A 30 member team was formed to track all the individuals who came in touch with the patient. The team painstakingly identified all the individuals and got them quarantined. Most of them where home quarantined and continuously monitored to check if they were showing any symptoms. In a few weeks the ‘Patient Zero’ recovered and the other individuals were found not to have contracted the virus from him. By the time the second outbreak was contained, the health department had enough knowledge on how to manage virus outbreak as well as about treating Nipah virus.

A few important learning and capabilities that got built as a result where,

  1. Building route maps (Contact tracing): The approach to track the contacts of infected person, which is then published for public consumption and for them to let officials know whether they were also infected
  2. The need to be transparent: Kerala learned from China that if information is suppressed it will have a bigger impact.
  3. Co-opting media: This is a learning Kerala got when it managed the HIV threat. Media became a partner and ensured that news is not sensationalised. They also focused on educating the masses.
  4. Role of social media: Social media if not properly managed can create major challenges.
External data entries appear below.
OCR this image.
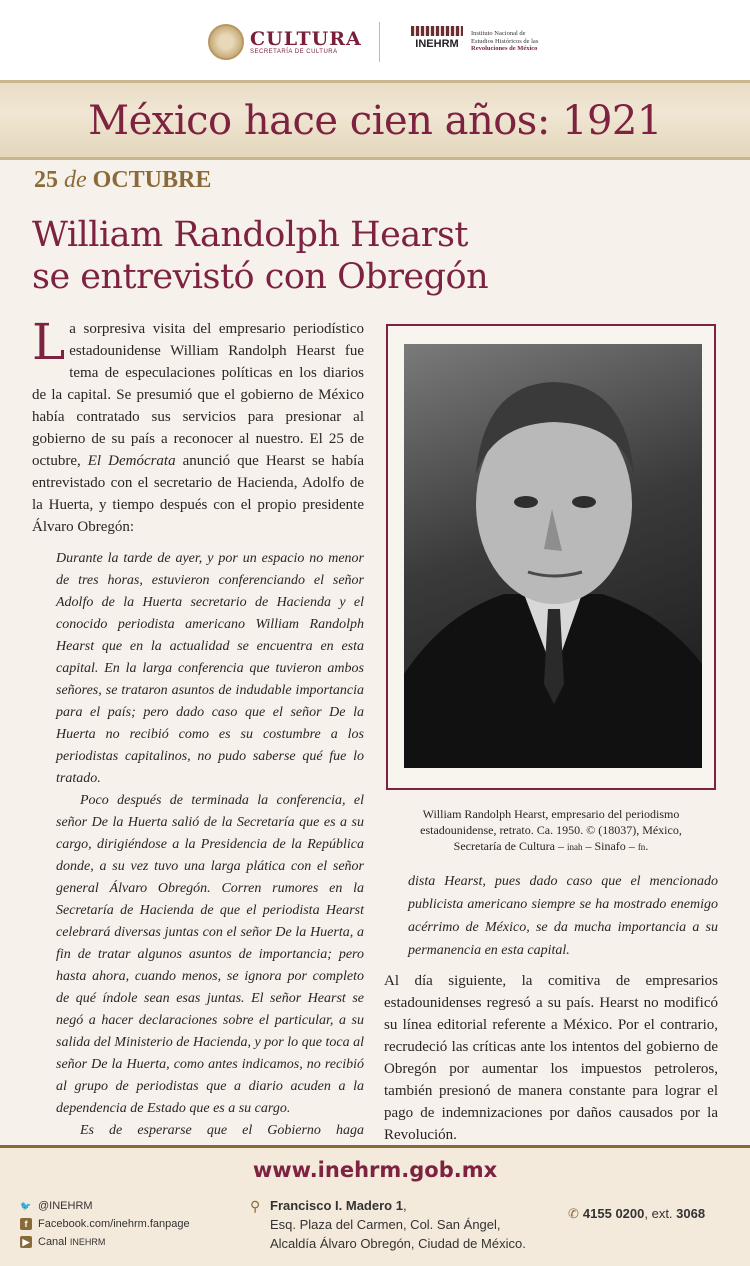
CULTURA
SECRETARÍA DE CULTURA
INEHRM
Instituto Nacional de
Estudios Históricos de las
Revoluciones de México
México hace cien años: 1921
25 de OCTUBRE
William Randolph Hearst
se entrevistó con Obregón
La sorpresiva visita del empresario periodístico estadounidense William Randolph Hearst fue tema de especulaciones políticas en los diarios de la capital. Se presumió que el gobierno de México había contratado sus servicios para presionar al gobierno de su país a reconocer al nuestro. El 25 de octubre, El Demócrata anunció que Hearst se había entrevistado con el secretario de Hacienda, Adolfo de la Huerta, y tiempo después con el propio presidente Álvaro Obregón:

Durante la tarde de ayer, y por un espacio no menor de tres horas, estuvieron conferenciando el señor Adolfo de la Huerta secretario de Hacienda y el conocido periodista americano William Randolph Hearst que en la actualidad se encuentra en esta capital. En la larga conferencia que tuvieron ambos señores, se trataron asuntos de indudable importancia para el país; pero dado caso que el señor De la Huerta no recibió como es su costumbre a los periodistas capitalinos, no pudo saberse qué fue lo tratado.

Poco después de terminada la conferencia, el señor De la Huerta salió de la Secretaría que es a su cargo, dirigiéndose a la Presidencia de la República donde, a su vez tuvo una larga plática con el señor general Álvaro Obregón. Corren rumores en la Secretaría de Hacienda de que el periodista Hearst celebrará diversas juntas con el señor De la Huerta, a fin de tratar algunos asuntos de importancia; pero hasta ahora, cuando menos, se ignora por completo de qué índole sean esas juntas. El señor Hearst se negó a hacer declaraciones sobre el particular, a su salida del Ministerio de Hacienda, y por lo que toca al señor De la Huerta, como antes indicamos, no recibió al grupo de periodistas que a diario acuden a la dependencia de Estado que es a su cargo.

Es de esperarse que el Gobierno haga

William Randolph Hearst, empresario del periodismo estadounidense, retrato. Ca. 1950. © (18037), México, Secretaría de Cultura – inah – Sinafo – fn.
dista Hearst, pues dado caso que el mencionado publicista americano siempre se ha mostrado enemigo acérrimo de México, se da mucha importancia a su permanencia en esta capital.
Al día siguiente, la comitiva de empresarios estadounidenses regresó a su país. Hearst no modificó su línea editorial referente a México. Por el contrario, recrudeció las críticas ante los intentos del gobierno de Obregón por aumentar los impuestos petroleros, también presionó de manera constante para lograr el pago de indemnizaciones por daños causados por la Revolución.
www.inehrm.gob.mx
🐦 @INEHRM
f Facebook.com/inehrm.fanpage
▶ Canal
INEHRM
⚲ Francisco I. Madero 1,
Esq. Plaza del Carmen, Col. San Ángel,
Alcaldía Álvaro Obregón, Ciudad de México.
✆ 4155 0200, ext. 3068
However social media can be used to improve transparency and cut down fake messages.
  5. Psychological needs of patients and families: The patients and their families go through lot of trauma and stress and a support system is important for them to stay sane.
  6. Role of communities: Virus outbreaks cannot be managed by Govt. machineries alone, but they need support of communities, including opinion leaders, religious leaders, media, civil society.

Corona virus came at this juncture. The state was very well prepared and had all the knowledge required for containment. The two Nipah virus outbreak had also created a culture of learning and Government machinery is more conducive and open to knowledge and information from any source related to virus containment. The knowledge on corona virus containment was fast acquired from countries like China, South Korea and Singapore and the same is getting applied.
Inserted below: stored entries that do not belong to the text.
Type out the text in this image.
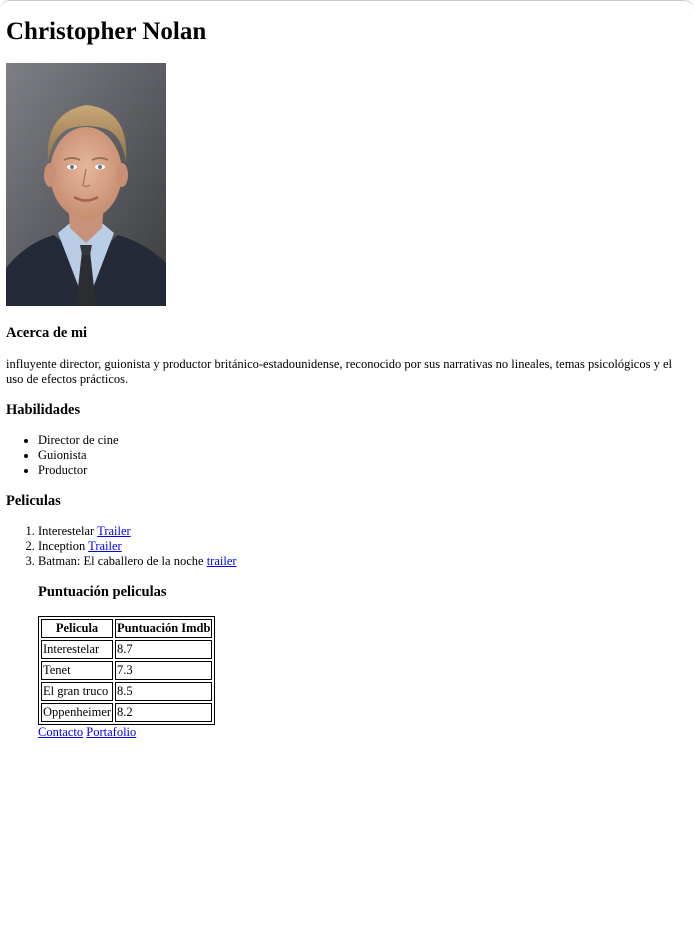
Christopher Nolan
Acerca de mi

influyente director, guionista y productor británico-estadounidense, reconocido por sus narrativas no lineales, temas psicológicos y el uso de efectos prácticos.

Habilidades
• Director de cine
• Guionista
• Productor
Peliculas
1. Interestelar Trailer
2. Inception Trailer
3. Batman: El caballero de la noche trailer
Puntuación peliculas
Pelicula	Puntuación Imdb
Interestelar	8.7
Tenet	7.3
El gran truco	8.5
Oppenheimer	8.2
Contacto Portafolio
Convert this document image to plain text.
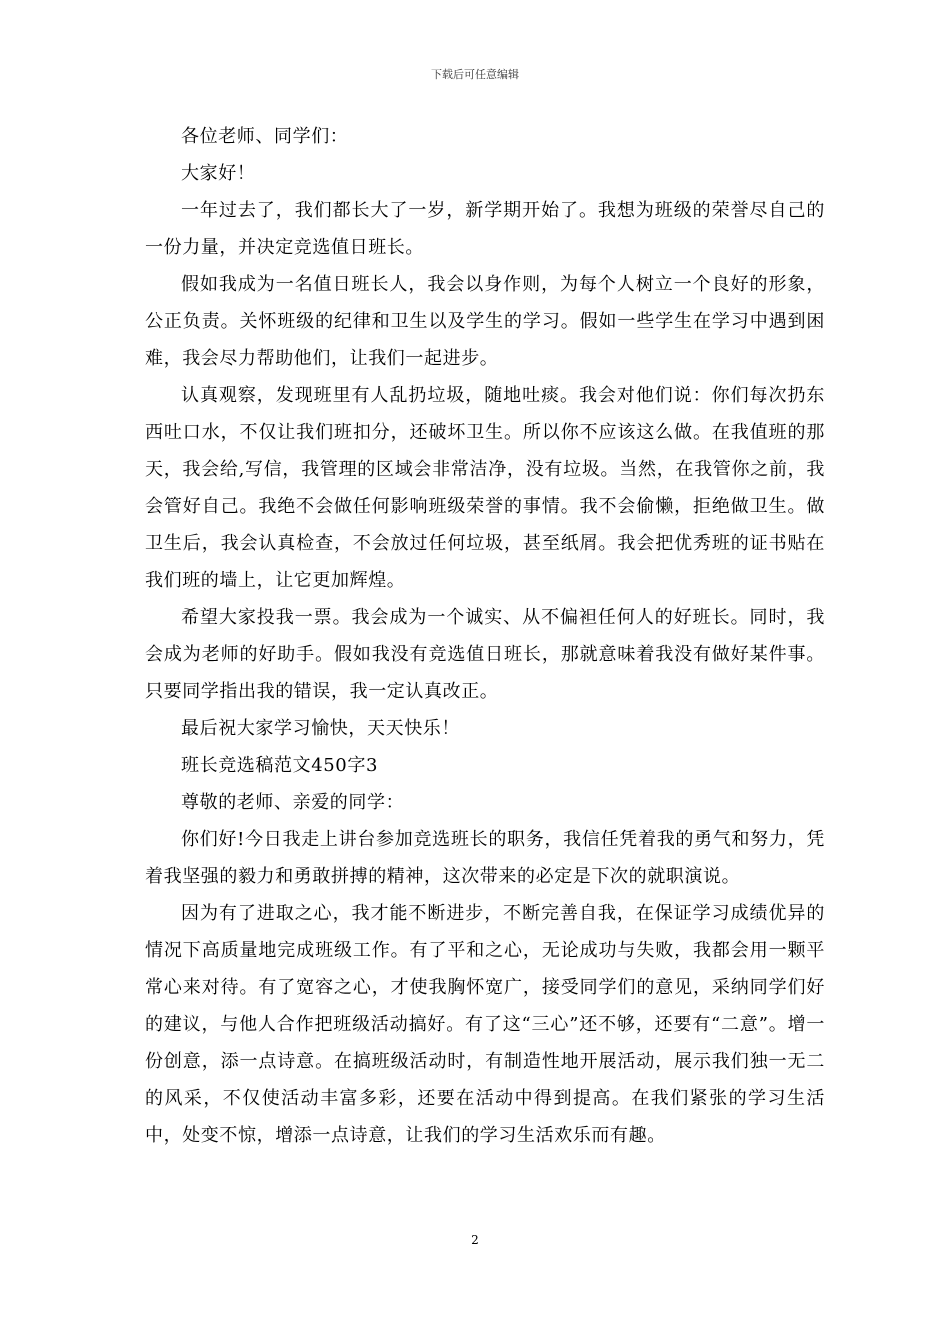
下载后可任意编辑

各位老师、同学们：

大家好！

一年过去了，我们都长大了一岁，新学期开始了。我想为班级的荣誉尽自己的一份力量，并决定竞选值日班长。

假如我成为一名值日班长人，我会以身作则，为每个人树立一个良好的形象，公正负责。关怀班级的纪律和卫生以及学生的学习。假如一些学生在学习中遇到困难，我会尽力帮助他们，让我们一起进步。

认真观察，发现班里有人乱扔垃圾，随地吐痰。我会对他们说：你们每次扔东西吐口水，不仅让我们班扣分，还破坏卫生。所以你不应该这么做。在我值班的那天，我会给,写信，我管理的区域会非常洁净，没有垃圾。当然，在我管你之前，我会管好自己。我绝不会做任何影响班级荣誉的事情。我不会偷懒，拒绝做卫生。做卫生后，我会认真检查，不会放过任何垃圾，甚至纸屑。我会把优秀班的证书贴在我们班的墙上，让它更加辉煌。

希望大家投我一票。我会成为一个诚实、从不偏袒任何人的好班长。同时，我会成为老师的好助手。假如我没有竞选值日班长，那就意味着我没有做好某件事。只要同学指出我的错误，我一定认真改正。

最后祝大家学习愉快，天天快乐！

班长竞选稿范文450字3

尊敬的老师、亲爱的同学：

你们好!今日我走上讲台参加竞选班长的职务，我信任凭着我的勇气和努力，凭着我坚强的毅力和勇敢拼搏的精神，这次带来的必定是下次的就职演说。

因为有了进取之心，我才能不断进步，不断完善自我，在保证学习成绩优异的情况下高质量地完成班级工作。有了平和之心，无论成功与失败，我都会用一颗平常心来对待。有了宽容之心，才使我胸怀宽广，接受同学们的意见，采纳同学们好的建议，与他人合作把班级活动搞好。有了这“三心”还不够，还要有“二意”。增一份创意，添一点诗意。在搞班级活动时，有制造性地开展活动，展示我们独一无二的风采，不仅使活动丰富多彩，还要在活动中得到提高。在我们紧张的学习生活中，处变不惊，增添一点诗意，让我们的学习生活欢乐而有趣。

2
However an unknown challenge that Kerala faced was because of the source of Corona virus. While the previous two outbreaks happened in Kerala, in the case of Covid-19, it was imported. The Government machinery which was all geared for virus containment, was though not geared to stop virus imports. Since Kerala has a large diaspora, many Keralites or Malayalees who came from outside India, brought the virus along with them. The epicentre of the outbreak also keeps changing, which is adding to the challenge. Even though screening in airports and borders were made stricter, it was something new to the state machinery. There was also a need for multiple government machineries to collaborate. In the case of Nipah, mostly health department was involved, however in the case of Corona virus, the police department also came into the picture. Probably multiple teams working together and the fact that border screening is something new to Kerala, many leakages happened, which resulted in spurt of cases across.
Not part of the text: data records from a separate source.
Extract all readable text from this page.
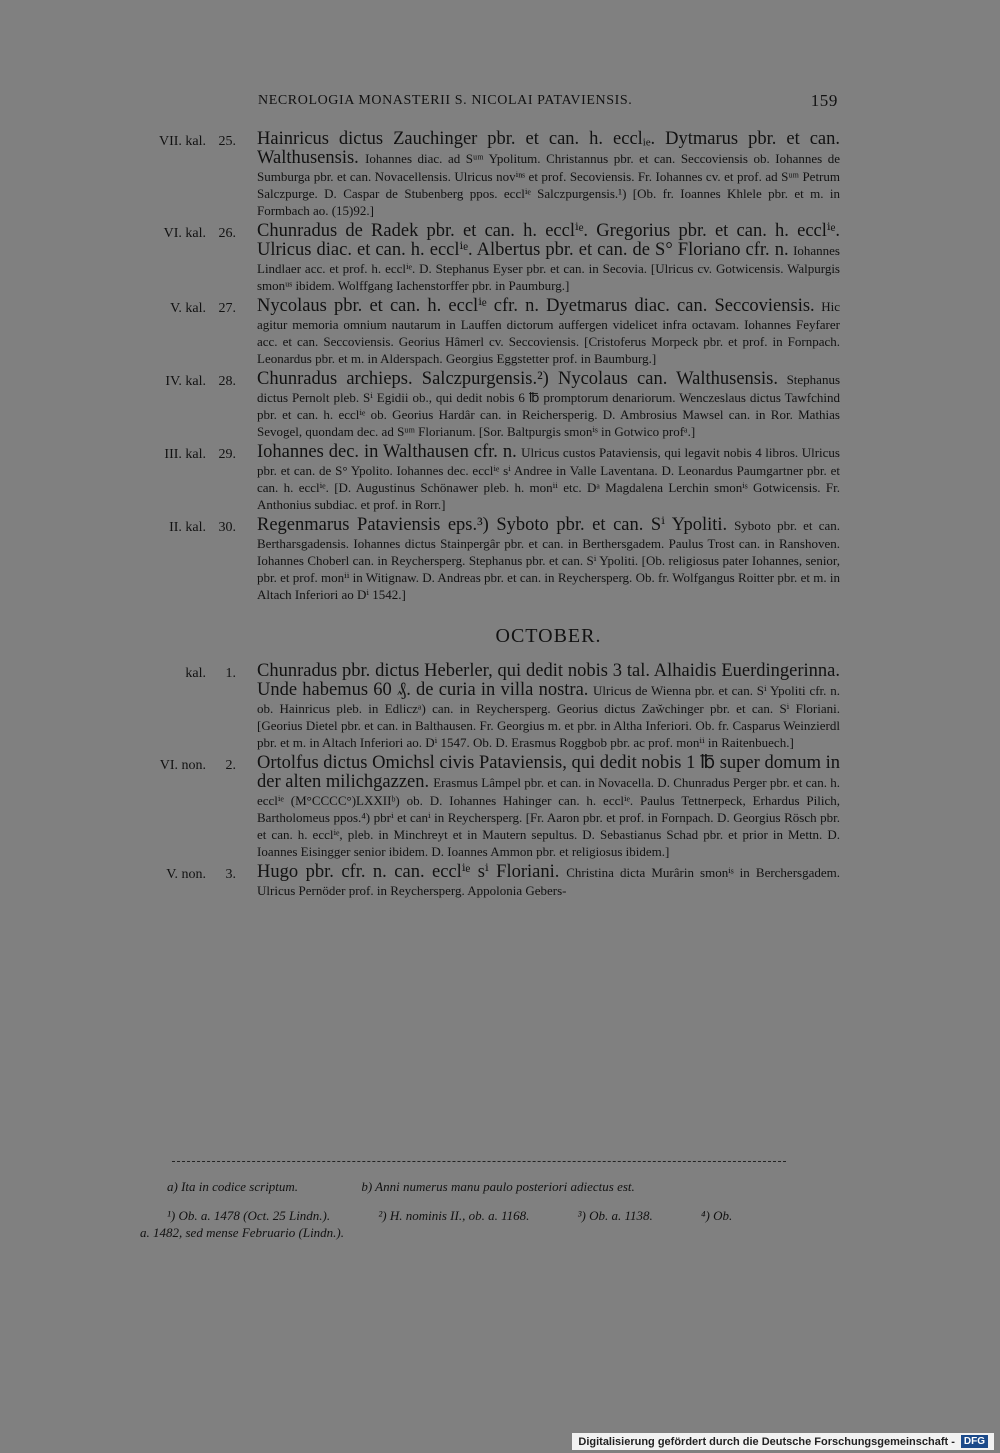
NECROLOGIA MONASTERII S. NICOLAI PATAVIENSIS.	159
VII. kal. 25. Hainricus dictus Zauchinger pbr. et can. h. ecclᵢₑ. Dytmarus pbr. et can. Walthusensis. Iohannes diac. ad Sᵘᵐ Ypolitum. Christannus pbr. et can. Seccoviensis ob. Iohannes de Sumburga pbr. et can. Novacellensis. Ulricus novⁱⁿˢ et prof. Secoviensis. Fr. Iohannes cv. et prof. ad Sᵘᵐ Petrum Salczpurge. D. Caspar de Stubenberg ppos. ecclⁱᵉ Salczpurgensis.¹) [Ob. fr. Ioannes Khlele pbr. et m. in Formbach ao. (15)92.]
VI. kal. 26. Chunradus de Radek pbr. et can. h. ecclⁱᵉ. Gregorius pbr. et can. h. ecclⁱᵉ. Ulricus diac. et can. h. ecclⁱᵉ. Albertus pbr. et can. de S° Floriano cfr. n. Iohannes Lindlaer acc. et prof. h. ecclⁱᵉ. D. Stephanus Eyser pbr. et can. in Secovia. [Ulricus cv. Gotwicensis. Walpurgis smonᵘˢ ibidem. Wolffgang Iachenstorffer pbr. in Paumburg.]
V. kal. 27. Nycolaus pbr. et can. h. ecclⁱᵉ cfr. n. Dyetmarus diac. can. Seccoviensis. Hic agitur memoria omnium nautarum in Lauffen dictorum auffergen videlicet infra octavam. Iohannes Feyfarer acc. et can. Seccoviensis. Georius Hâmerl cv. Seccoviensis. [Cristoferus Morpeck pbr. et prof. in Fornpach. Leonardus pbr. et m. in Alderspach. Georgius Eggstetter prof. in Baumburg.]
IV. kal. 28. Chunradus archieps. Salczpurgensis.²) Nycolaus can. Walthusensis. Stephanus dictus Pernolt pleb. Sⁱ Egidii ob., qui dedit nobis 6 ℔ promptorum denariorum. Wenczeslaus dictus Tawfchind pbr. et can. h. ecclⁱᵉ ob. Georius Hardâr can. in Reichersperig. D. Ambrosius Mawsel can. in Ror. Mathias Sevogel, quondam dec. ad Sᵘᵐ Florianum. [Sor. Baltpurgis smonⁱˢ in Gotwico profᵃ.]
III. kal. 29. Iohannes dec. in Walthausen cfr. n. Ulricus custos Pataviensis, qui legavit nobis 4 libros. Ulricus pbr. et can. de S° Ypolito. Iohannes dec. ecclⁱᵉ sⁱ Andree in Valle Laventana. D. Leonardus Paumgartner pbr. et can. h. ecclⁱᵉ. [D. Augustinus Schönawer pleb. h. monⁱⁱ etc. Dᵃ Magdalena Lerchin smonⁱˢ Gotwicensis. Fr. Anthonius subdiac. et prof. in Rorr.]
II. kal. 30. Regenmarus Pataviensis eps.³) Syboto pbr. et can. Sⁱ Ypoliti. Syboto pbr. et can. Bertharsgadensis. Iohannes dictus Stainpergâr pbr. et can. in Berthersgadem. Paulus Trost can. in Ranshoven. Iohannes Choberl can. in Reychersperg. Stephanus pbr. et can. Sⁱ Ypoliti. [Ob. religiosus pater Iohannes, senior, pbr. et prof. monⁱⁱ in Witignaw. D. Andreas pbr. et can. in Reychersperg. Ob. fr. Wolfgangus Roitter pbr. et m. in Altach Inferiori ao Dⁱ 1542.]
OCTOBER.
kal.	1. Chunradus pbr. dictus Heberler, qui dedit nobis 3 tal. Alhaidis Euerdingerinna. Unde habemus 60 ₰. de curia in villa nostra. Ulricus de Wienna pbr. et can. Sⁱ Ypoliti cfr. n. ob. Hainricus pleb. in Edliczᵃ) can. in Reychersperg. Georius dictus Zaw̆chinger pbr. et can. Sⁱ Floriani. [Georius Dietel pbr. et can. in Balthausen. Fr. Georgius m. et pbr. in Altha Inferiori. Ob. fr. Casparus Weinzierdl pbr. et m. in Altach Inferiori ao. Dⁱ 1547. Ob. D. Erasmus Roggbob pbr. ac prof. monⁱⁱ in Raitenbuech.]
VI. non.	2. Ortolfus dictus Omichsl civis Pataviensis, qui dedit nobis 1 ℔ super domum in der alten milichgazzen. Erasmus Lâmpel pbr. et can. in Novacella. D. Chunradus Perger pbr. et can. h. ecclⁱᵉ (M°CCCC°)LXXIIᵇ) ob. D. Iohannes Hahinger can. h. ecclⁱᵉ. Paulus Tettnerpeck, Erhardus Pilich, Bartholomeus ppos.⁴) pbrⁱ et canⁱ in Reychersperg. [Fr. Aaron pbr. et prof. in Fornpach. D. Georgius Rösch pbr. et can. h. ecclⁱᵉ, pleb. in Minchreyt et in Mautern sepultus. D. Sebastianus Schad pbr. et prior in Mettn. D. Ioannes Eisingger senior ibidem. D. Ioannes Ammon pbr. et religiosus ibidem.]
V. non.	3. Hugo pbr. cfr. n. can. ecclⁱᵉ sⁱ Floriani. Christina dicta Murârin smonⁱˢ in Berchersgadem. Ulricus Pernöder prof. in Reychersperg. Appolonia Gebers-
a) Ita in codice scriptum.	b) Anni numerus manu paulo posteriori adiectus est.
¹) Ob. a. 1478 (Oct. 25 Lindn.).	²) H. nominis II., ob. a. 1168.	³) Ob. a. 1138.	⁴) Ob.
a. 1482, sed mense Februario (Lindn.).
Digitalisierung gefördert durch die Deutsche Forschungsgemeinschaft - DFG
Fortunately, the strength of health department is in containing virus, and they are able to arrest the virus spread, once a patient is identified. As per Kerala Government updates, community transmission is still not detected and unless if some unknown challenges happen for which the state machinery does not have enough knowledge, the possibilities of community transmission is low.

As we look forward to an end to this, let us pray that all of us appreciate the value of knowledge and work towards safeguarding and leveraging the knowledge we are acquiring, for future challenges.